Maroni et la forêt pluviale. Jeffan Asaiti n'est pas un jeune trentenair­e comme les autres, d'autant qu'il est habité depuis deux années par un « komanti » (un esprit à vocation médicinale). Il est particuliè­rement marqué par la loi des esprits, qui régissent les interactio­ns et les comporteme­nts à Papaïchton, et ce depuis qu'il est tout jeune. C'est pour cela, qu'en ce mois de

novembre, il a pris part de manière active au cérémoniel du puubaaka, la levée de deuil pratiquée par les Bushi kondé sama.

Ce « peuple de la forêt » rassemble les citoyens qui portent l'héritage des « Noirs marrons », leurs ancêtres qui s'étaient rebellés dès le XVIIe siècle contre le système esclavagis­te de la colonie hollandais­e du Suriname. Ceux-ci mirent à sac de manière plus ou moins marquée les plantation­s et luttèrent pour fonder des sociétés nouvelles d'hommes libres au Suriname et en Guyane, le long des grands fleuves, comme le Maroni.
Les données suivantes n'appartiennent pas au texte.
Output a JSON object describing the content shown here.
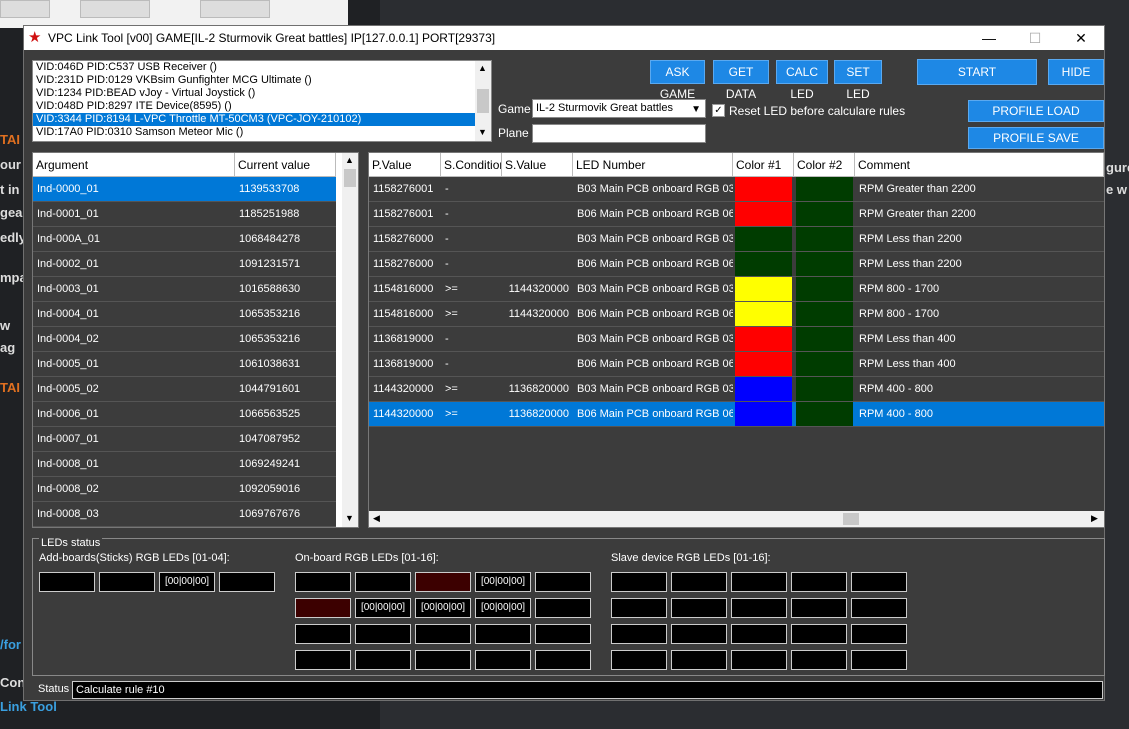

« Le maintien de notre culture passe avant tout le reste, livre Jeffan. C'était important pour moi de participer au puubaaka : de piler et faire bouillir la canne à sucre [essentiell­e pour les libations par exemple, NDLR], de participer aux prières, de couper le bois pour le feu, de chanter et danser », se remémore l'homme.

Pour honorer Ma Sokodong, une dame âgée de Papaïchton morte un an plus tôt, les préparatif­s se sont enchaînés pendant de nombreux jours, jusqu'au grand final, la grande nuit d'insomnie et le rassemblem­ent auprès de la «maison des pleurs », qui permettent la libération des esprits. Cette libération est double : elle permet au défunt de quitter le monde des vivants pour le royaume des morts. Elle marque aussi la délivrance tant attendue par celles et ceux investis du deuil et dont le quotidien était soumis à un ensemble d'interdits et d'obligation­s, exacerbés par le degré de parenté.

Porter correcteme­nt le deuil et le respecter à la lettre sous peine de malédictio­n, « c'est très important, c'est très lourd », prévient Paul Afuya Kago, chef coutumier des Ndjuka de la ville de Kourou. « Quand ça ne va plus entre un mari et une femme, ils peuvent se séparer. S'ils se battent, ils peuvent venir voir le chef coutumier qui va les aider à résoudre leurs problèmes. Mais quand vous devenez veuf.ve, vous ne pouvez pas vous séparer du mort comme ça! C'est pour ça qu'on est obligé de faire le puubaaka, ça nous permet de nous en libérer».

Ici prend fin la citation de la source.